Department of Health, Animal Science and Food Safety, Università degli Studi di Milano, Via Trentacoste, 2, 20134 Milan, Italy.
ATPr&d S.r.l., Via Ca' Marzare, 3, Camisano Vicentino, 36043 Vicenza, Italy.
Toxins (Basel). 2018 Oct 16;10(10):416. doi: 10.3390/toxins10100416.

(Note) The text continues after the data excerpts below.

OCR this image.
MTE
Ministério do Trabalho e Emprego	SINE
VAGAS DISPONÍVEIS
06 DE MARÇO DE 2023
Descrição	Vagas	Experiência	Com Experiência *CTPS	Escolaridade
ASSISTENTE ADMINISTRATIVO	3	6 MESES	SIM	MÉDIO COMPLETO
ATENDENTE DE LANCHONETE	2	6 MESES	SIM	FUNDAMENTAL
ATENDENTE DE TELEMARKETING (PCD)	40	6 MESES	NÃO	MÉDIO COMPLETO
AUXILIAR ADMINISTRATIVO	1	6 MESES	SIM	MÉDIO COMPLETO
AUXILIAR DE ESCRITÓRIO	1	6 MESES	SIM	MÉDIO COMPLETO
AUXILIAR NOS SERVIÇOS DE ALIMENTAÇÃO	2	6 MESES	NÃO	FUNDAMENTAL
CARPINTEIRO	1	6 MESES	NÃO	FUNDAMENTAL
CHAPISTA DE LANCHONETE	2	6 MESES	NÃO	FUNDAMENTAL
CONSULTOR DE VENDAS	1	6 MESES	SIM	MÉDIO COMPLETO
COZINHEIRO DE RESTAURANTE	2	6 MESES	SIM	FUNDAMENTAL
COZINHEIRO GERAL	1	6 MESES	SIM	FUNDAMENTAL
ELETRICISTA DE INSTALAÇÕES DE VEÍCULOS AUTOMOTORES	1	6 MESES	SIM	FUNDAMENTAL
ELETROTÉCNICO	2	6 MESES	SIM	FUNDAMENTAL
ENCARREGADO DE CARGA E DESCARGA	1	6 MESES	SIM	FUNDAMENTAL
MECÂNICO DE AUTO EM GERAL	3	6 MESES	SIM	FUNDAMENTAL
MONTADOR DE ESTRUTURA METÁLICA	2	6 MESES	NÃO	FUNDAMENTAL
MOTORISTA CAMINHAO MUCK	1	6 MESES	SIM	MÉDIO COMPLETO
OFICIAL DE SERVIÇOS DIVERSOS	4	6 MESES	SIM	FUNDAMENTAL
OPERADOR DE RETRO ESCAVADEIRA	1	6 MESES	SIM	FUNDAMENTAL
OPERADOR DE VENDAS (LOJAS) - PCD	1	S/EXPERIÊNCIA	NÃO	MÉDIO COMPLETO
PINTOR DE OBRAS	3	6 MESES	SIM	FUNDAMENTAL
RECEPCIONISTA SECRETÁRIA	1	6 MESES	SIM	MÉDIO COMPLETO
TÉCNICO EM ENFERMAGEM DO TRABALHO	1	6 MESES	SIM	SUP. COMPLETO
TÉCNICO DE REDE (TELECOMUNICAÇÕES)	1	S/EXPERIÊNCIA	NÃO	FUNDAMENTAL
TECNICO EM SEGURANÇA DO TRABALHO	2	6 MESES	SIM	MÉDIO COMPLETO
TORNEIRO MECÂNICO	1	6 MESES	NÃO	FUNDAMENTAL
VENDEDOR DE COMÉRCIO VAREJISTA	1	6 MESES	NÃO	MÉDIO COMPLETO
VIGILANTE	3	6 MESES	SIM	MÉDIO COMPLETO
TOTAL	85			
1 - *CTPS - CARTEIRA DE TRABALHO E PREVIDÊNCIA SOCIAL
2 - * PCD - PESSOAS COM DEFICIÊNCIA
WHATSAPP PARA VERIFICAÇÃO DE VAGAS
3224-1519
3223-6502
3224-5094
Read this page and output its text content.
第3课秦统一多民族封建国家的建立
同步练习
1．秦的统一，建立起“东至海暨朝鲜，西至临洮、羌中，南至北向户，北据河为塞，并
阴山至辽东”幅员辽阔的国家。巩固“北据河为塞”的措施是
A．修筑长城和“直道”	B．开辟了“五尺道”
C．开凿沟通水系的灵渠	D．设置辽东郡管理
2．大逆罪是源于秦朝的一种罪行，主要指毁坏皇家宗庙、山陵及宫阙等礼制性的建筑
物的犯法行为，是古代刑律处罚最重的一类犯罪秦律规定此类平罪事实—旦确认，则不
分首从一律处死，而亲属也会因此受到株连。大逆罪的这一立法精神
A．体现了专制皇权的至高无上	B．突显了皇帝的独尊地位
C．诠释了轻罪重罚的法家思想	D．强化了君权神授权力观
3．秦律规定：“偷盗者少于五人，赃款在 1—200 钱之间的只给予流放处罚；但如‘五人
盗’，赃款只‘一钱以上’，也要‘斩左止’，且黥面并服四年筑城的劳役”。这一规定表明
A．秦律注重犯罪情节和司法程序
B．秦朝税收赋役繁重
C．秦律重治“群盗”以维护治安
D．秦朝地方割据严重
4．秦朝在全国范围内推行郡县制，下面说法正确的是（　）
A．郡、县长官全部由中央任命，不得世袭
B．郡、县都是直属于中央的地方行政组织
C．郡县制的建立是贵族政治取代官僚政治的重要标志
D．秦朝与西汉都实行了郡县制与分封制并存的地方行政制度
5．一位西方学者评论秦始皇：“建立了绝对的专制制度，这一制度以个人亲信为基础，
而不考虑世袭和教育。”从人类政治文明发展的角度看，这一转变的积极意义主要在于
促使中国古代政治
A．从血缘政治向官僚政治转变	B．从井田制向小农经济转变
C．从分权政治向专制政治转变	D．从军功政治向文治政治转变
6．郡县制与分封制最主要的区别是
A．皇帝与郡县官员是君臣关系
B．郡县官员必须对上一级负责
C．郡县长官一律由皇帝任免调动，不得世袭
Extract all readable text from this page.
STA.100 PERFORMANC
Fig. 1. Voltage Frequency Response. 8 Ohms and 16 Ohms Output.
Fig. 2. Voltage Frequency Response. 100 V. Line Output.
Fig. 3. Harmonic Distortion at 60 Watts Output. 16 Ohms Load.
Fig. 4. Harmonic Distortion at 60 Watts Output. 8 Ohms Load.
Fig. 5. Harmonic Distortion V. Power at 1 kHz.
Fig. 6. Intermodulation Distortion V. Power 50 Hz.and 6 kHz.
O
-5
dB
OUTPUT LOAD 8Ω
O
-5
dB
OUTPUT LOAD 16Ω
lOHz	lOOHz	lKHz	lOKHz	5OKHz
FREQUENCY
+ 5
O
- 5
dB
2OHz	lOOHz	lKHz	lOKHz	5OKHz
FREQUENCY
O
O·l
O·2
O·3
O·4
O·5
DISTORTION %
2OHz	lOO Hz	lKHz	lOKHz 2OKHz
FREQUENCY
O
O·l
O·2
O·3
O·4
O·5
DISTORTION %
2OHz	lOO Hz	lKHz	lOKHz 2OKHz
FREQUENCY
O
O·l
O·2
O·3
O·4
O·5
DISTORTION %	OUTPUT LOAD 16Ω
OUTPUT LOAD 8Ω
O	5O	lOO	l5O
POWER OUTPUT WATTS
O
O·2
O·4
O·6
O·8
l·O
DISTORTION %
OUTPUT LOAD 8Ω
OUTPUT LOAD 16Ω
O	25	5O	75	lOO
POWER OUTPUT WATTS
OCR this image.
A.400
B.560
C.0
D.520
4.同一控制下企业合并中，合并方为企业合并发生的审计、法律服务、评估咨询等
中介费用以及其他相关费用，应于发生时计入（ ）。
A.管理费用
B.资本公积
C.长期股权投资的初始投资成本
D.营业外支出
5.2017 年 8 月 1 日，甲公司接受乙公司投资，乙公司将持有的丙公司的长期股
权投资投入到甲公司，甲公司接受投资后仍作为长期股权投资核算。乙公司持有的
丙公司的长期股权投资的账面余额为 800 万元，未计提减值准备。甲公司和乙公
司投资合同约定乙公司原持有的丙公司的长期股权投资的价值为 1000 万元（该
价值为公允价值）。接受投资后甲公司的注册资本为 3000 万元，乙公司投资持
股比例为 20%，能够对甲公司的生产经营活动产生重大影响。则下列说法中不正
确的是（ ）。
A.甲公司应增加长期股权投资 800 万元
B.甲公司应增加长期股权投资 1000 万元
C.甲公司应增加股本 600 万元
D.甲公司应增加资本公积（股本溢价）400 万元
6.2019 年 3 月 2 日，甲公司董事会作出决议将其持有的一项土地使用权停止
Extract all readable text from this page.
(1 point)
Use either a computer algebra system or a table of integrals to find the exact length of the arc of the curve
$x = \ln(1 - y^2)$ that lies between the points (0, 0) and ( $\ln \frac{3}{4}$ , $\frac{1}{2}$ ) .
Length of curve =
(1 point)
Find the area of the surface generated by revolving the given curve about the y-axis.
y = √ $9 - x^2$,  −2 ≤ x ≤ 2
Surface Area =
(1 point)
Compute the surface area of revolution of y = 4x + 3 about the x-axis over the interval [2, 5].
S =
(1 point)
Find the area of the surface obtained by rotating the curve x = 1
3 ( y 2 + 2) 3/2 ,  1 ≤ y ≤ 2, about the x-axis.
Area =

The aim of this study was to evaluate the potential use of an e-nose in combination with lateral flow immunoassays for rapid aflatoxin and fumonisin occurrence/co-occurrence detection in maize samples. For this purpose, 161 samples of corn have been used. Below the regulatory limits, single-contaminated, and co-contaminated samples were classified according to the detection ranges established for commercial lateral flow immunoassays (LFIAs) for mycotoxin determination. Correspondence between methods was evaluated by discriminant function analysis (DFA) procedures using IBM SPSS Statistics 22. Stepwise variable selection was done to select the e-nose sensors for classifying samples by DFA. The overall leave-out-one cross-validated percentage of samples correctly classified by the eight-variate DFA model for aflatoxin was 81%. The overall leave-out-one cross-validated percentage of samples correctly classified by the seven-variate DFA model for fumonisin was 85%. The overall leave-out-one cross-validated percentage of samples correctly classified by the nine-variate DFA model for the three classes of contamination (below the regulatory limits, single-contaminated, co-contaminated) was 65%. Therefore, even though an exhaustive evaluation will require a larger dataset to perform a validation procedure, an electronic nose (e-nose) seems to be a promising rapid/screening method to detect contamination by aflatoxin, fumonisin, or both in maize kernel stocks.
本研究旨在评估电子鼻与侧向流动免疫分析(LFA)联合应用于快速检测玉米样品中黄曲霉毒素和伏马菌素存在/共现的潜力。为此,共使用了 161 个玉米样本。根据商业侧向流动免疫分析(LFA)检测霉菌毒素的检测范围,将低于监管限量、单一污染和共污染的样本进行分类。采用 IBM SPSS Statistics 22 软件中的判别函数分析(DFA)程序对方法间的相关性进行评估。采用逐步变量选择法,通过 DFA 对样本进行分类,选择电子鼻传感器。八变量 DFA 模型对黄曲霉毒素的样本总体留一交叉验证正确率为 81%。七变量 DFA 模型对伏马菌素的样本总体留一交叉验证正确率为 85%。九变量 DFA 模型对三类污染(低于监管限量、单一污染、共污染)的样本总体留一交叉验证正确率为 65%。因此,尽管详尽的评估需要更大的数据集来进行验证程序,但电子鼻(e-nose)似乎是一种很有前途的快速/筛选方法,可以检测玉米籽粒中黄曲霉毒素、伏马菌素或两者的污染。